The goal in the previous section was not to understand how HTTP works, or what exactly the arguments, error, response, and body are the goal was to come up with a real-world example of a callback, as opposed to the contrived examples that we've been using so far with setTimeout:
const request = require('request');
request({
url: 'https://maps.googleapis.com/maps/api/geocode/json?address=1301%20lombard%20street%20philadelphia',
json: true
}, (error, response, body) => {
console.log(JSON.stringify(body, undefined, 2));
});
In the preceding case, we had a real callback that got fired once the HTTP request came back from the Google servers. We were able to print the body, and we saw exactly what we had in the website. In this section, we'll dive into these arguments, so let's kick things off by taking a look at the body argument. This is the third argument that request passes to the callback.
Now the body is not something unique to the request module (body is part of HTTP, which stands for the Hypertext Transfer Protocol). When you make a request to a website, the data that comes back is the body of the request. We've actually used the body about a million times in our life. Every single time we request a URL in the browser, what we get rendered inside the screen is the body.

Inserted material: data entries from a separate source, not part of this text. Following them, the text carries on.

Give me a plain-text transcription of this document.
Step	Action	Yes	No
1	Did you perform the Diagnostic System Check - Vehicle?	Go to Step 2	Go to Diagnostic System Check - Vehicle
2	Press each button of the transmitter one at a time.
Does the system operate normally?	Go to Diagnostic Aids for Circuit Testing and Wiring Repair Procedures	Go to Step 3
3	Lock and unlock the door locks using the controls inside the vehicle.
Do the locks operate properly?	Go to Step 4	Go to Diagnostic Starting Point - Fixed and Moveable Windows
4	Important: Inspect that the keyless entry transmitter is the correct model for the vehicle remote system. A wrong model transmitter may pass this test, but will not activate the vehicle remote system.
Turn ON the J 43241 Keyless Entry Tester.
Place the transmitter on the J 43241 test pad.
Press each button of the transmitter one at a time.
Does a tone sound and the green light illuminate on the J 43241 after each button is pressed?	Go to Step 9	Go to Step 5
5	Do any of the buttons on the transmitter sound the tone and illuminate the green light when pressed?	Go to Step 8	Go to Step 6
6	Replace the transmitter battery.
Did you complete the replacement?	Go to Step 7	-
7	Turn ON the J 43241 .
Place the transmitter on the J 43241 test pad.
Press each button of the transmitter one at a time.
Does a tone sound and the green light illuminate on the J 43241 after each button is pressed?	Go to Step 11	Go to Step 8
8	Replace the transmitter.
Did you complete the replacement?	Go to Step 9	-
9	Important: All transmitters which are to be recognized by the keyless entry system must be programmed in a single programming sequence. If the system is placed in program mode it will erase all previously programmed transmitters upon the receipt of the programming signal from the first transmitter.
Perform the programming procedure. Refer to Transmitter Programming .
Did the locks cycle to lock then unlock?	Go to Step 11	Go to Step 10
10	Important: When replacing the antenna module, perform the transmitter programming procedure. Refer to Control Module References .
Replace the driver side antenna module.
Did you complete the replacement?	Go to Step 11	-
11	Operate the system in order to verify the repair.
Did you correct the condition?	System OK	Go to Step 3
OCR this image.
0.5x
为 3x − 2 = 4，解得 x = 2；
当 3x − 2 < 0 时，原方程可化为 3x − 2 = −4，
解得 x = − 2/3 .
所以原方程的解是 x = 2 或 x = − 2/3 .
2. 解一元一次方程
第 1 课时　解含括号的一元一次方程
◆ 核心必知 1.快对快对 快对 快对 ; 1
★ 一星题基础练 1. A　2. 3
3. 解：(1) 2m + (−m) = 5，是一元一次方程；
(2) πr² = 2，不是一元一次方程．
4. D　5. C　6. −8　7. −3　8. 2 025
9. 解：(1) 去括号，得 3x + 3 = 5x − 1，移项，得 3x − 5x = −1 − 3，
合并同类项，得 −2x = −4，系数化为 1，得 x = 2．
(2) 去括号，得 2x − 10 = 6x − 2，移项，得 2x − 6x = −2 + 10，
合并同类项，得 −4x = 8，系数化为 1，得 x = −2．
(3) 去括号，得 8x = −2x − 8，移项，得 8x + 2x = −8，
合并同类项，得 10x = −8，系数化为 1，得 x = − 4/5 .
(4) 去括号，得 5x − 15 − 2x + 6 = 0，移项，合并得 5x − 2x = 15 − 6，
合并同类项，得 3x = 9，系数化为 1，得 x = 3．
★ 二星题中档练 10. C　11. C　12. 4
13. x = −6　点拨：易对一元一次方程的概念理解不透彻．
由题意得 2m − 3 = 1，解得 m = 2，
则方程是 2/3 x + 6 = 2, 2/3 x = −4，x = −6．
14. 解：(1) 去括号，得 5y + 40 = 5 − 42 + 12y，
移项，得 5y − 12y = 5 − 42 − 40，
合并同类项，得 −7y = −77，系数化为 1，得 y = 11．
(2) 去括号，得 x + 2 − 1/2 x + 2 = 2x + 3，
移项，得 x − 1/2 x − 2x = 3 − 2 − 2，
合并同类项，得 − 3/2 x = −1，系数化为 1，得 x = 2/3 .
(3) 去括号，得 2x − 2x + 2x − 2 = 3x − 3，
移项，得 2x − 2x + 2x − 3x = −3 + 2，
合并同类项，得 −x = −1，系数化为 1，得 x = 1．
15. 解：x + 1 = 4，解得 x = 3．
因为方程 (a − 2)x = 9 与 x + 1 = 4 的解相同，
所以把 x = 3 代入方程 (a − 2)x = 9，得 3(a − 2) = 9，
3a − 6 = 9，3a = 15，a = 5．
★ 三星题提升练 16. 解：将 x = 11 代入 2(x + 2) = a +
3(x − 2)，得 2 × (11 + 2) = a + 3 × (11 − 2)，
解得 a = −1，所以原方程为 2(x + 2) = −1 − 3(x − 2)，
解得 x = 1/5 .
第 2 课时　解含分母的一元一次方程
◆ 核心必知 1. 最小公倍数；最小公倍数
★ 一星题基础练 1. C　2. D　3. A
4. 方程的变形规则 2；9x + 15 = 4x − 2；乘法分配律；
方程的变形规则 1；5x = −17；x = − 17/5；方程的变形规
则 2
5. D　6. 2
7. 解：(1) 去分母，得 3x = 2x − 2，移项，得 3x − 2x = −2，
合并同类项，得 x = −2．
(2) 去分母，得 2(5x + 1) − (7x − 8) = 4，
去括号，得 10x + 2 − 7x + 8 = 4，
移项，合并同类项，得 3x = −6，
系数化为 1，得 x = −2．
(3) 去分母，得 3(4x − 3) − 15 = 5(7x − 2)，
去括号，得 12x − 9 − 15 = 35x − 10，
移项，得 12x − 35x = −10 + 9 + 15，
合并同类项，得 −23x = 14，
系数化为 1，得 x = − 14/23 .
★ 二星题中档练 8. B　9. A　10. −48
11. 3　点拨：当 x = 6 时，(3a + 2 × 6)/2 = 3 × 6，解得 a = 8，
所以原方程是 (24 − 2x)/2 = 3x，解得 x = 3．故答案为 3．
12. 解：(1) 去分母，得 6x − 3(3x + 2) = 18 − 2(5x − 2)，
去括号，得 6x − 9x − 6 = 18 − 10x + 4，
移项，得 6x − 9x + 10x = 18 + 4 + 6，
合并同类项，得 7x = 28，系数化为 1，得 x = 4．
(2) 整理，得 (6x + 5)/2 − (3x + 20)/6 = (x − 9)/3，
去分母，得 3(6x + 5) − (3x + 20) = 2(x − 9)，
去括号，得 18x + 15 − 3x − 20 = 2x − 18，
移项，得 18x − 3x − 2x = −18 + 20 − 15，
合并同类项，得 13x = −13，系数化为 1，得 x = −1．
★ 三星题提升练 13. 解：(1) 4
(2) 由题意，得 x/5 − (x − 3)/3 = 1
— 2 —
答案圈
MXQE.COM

In the case of https://www.npmjs.com, the body that comes back is an HTML web page that the browser knows how to render. The body could also be some JSON information, which is the case in our Google API request. Either way, the body is the core data that comes back from the server. In our case, the body stores all of the location information we need, and we'll be using that information to pull out the formatted address, the latitude, and the longitude in this section.